By the late 1960s, Wolf had become a spokesman of the city in the eyes of the public and many of his colleagues in the clergy. In 1968, the Tulsa Public School system was floundering on many issues, including integration, and top-heavy management (too many administrators overseeing too few actual teachers). Wolf became fed up and blamed the mess on the board president, Dr. Charles C. Mason. Finally Wolf preached a sermon titled, "The Last Days of Dr. Mason." The Tulsa World published excerpts in its edition on the following morning. That night the school board held its regular public meeting, which had the largest number of people that had ever come to the school board meeting up to that time. Dr. Wolf was present and acted as the public spokesperson. Before the meeting ended, Dr. Mason publicly resigned his position.

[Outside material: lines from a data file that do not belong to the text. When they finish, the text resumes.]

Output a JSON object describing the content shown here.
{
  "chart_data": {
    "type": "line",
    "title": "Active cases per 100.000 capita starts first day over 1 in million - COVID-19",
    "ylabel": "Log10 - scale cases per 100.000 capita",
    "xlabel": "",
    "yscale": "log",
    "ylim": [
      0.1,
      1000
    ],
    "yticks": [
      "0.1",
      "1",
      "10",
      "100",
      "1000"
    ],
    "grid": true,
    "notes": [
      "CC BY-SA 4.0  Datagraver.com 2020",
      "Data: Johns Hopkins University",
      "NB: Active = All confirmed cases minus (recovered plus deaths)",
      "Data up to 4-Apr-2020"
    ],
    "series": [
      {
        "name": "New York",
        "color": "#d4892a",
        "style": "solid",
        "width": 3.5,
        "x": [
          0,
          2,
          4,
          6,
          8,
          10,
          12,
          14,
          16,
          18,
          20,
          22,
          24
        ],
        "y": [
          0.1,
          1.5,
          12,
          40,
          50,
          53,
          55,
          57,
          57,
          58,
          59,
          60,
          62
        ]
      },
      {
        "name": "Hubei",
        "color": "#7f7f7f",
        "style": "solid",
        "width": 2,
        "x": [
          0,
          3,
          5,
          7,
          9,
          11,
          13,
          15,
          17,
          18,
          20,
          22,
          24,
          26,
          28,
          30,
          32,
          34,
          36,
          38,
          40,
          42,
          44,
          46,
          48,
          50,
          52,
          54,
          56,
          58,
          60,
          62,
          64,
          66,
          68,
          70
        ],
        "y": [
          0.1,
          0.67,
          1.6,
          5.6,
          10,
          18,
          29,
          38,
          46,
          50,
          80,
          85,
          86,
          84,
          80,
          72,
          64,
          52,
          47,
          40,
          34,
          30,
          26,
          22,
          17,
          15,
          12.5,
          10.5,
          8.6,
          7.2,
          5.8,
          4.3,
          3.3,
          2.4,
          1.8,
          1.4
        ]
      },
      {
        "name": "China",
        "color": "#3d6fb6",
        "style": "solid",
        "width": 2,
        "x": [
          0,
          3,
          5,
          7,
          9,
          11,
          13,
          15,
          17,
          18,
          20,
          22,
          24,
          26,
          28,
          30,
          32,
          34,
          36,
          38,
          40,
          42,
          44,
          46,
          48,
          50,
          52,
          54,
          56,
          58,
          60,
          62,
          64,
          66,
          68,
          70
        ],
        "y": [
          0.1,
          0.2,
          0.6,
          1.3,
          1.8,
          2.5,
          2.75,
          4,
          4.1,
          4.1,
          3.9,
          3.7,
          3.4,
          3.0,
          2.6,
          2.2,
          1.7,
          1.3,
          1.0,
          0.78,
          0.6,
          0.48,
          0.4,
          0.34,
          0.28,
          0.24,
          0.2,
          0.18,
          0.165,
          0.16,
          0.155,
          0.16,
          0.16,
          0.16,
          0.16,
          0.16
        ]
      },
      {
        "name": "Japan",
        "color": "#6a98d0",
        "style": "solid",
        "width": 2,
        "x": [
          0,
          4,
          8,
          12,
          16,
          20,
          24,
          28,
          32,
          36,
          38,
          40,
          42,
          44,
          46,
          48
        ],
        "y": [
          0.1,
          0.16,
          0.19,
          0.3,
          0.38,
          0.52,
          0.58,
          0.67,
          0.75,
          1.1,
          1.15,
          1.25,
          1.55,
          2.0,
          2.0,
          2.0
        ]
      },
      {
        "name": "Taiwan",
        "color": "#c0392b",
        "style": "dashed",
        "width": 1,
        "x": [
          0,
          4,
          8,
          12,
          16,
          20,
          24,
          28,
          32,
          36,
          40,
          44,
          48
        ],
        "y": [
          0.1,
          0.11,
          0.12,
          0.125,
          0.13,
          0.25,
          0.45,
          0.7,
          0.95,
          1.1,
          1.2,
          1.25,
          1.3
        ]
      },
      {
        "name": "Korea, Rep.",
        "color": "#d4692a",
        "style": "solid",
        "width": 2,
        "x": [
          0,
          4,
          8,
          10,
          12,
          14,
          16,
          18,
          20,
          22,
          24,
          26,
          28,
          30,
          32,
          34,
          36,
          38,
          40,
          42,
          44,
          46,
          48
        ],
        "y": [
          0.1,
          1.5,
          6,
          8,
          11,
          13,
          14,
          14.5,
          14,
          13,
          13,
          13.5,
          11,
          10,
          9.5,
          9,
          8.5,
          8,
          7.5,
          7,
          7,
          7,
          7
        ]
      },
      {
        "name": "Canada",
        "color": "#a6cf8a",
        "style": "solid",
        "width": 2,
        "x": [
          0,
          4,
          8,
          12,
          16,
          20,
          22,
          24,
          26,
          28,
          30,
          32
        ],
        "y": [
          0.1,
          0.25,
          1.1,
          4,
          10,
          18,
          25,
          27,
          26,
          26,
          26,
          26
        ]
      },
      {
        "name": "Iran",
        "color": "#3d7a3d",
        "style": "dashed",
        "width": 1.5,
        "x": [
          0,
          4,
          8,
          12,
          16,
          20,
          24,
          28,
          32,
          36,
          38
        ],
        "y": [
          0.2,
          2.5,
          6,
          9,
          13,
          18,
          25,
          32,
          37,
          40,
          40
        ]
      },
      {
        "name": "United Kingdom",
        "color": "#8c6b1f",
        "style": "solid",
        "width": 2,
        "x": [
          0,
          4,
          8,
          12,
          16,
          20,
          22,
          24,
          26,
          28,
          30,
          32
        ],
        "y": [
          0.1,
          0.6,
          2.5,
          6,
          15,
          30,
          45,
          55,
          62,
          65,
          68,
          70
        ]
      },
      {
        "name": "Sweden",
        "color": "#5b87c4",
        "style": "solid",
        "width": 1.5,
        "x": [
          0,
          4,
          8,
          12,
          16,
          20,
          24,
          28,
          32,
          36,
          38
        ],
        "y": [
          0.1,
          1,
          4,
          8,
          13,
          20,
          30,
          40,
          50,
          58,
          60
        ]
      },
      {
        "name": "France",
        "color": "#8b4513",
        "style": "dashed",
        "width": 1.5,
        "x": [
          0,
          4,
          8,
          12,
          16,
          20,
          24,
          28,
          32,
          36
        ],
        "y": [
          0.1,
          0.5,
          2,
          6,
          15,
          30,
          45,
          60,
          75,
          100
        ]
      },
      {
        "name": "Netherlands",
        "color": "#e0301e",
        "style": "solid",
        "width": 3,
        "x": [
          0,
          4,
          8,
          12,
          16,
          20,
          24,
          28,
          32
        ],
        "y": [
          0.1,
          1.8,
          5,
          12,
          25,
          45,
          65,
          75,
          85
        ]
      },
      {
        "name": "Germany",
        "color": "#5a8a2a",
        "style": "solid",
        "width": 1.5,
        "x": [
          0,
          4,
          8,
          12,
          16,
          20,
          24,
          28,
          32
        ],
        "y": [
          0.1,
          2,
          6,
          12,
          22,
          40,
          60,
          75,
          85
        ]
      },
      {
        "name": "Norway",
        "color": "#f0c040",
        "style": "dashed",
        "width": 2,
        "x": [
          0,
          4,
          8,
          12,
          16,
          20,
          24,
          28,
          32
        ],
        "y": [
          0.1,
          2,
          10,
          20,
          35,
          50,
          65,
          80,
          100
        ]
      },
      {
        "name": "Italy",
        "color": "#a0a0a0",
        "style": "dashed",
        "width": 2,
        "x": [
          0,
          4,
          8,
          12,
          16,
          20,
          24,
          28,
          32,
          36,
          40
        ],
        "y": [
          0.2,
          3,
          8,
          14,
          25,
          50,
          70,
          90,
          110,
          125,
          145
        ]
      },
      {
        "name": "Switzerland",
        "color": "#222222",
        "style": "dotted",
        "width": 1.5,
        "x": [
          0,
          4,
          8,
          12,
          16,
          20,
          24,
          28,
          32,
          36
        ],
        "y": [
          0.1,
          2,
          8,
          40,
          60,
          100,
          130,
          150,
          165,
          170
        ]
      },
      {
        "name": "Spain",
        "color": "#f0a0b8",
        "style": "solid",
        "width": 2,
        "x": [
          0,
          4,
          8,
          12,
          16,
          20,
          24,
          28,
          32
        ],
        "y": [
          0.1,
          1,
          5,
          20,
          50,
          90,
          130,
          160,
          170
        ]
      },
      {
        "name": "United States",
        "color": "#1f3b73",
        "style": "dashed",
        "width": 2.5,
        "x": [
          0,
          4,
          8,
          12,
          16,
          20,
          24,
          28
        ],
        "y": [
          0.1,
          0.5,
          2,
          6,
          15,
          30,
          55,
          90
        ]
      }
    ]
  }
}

Dr. Wolf retired in 1995 as senior minister of All Souls, though he continued to live in Tulsa and remained affiliated with the church as minister emeritus until his death 22 years later.

== Activities outside the church ==
In addition to his pastoral responsibilities, Dr. Wolf gave generously of his time and energies to groups outside the church. Some of these activities included:
- Co-founded the Oklahoma branch of the American Civil Liberties Union;
- Served on the National Board of Planned Parenthood;

==Family==
According to one obituary, John Wolf was survived by his wife of 65 years, Barbara N. Hudgins Wolf; their son, John David Wolf (married to Anita Jacobson Wolf); their daughter, Catherine Elizabeth Wolf; grandson, Aaron Michael Wolf-Johnson (Kayla Wolf-Johnson), and great-granddaughter Willow Rose Wolf-Johnson.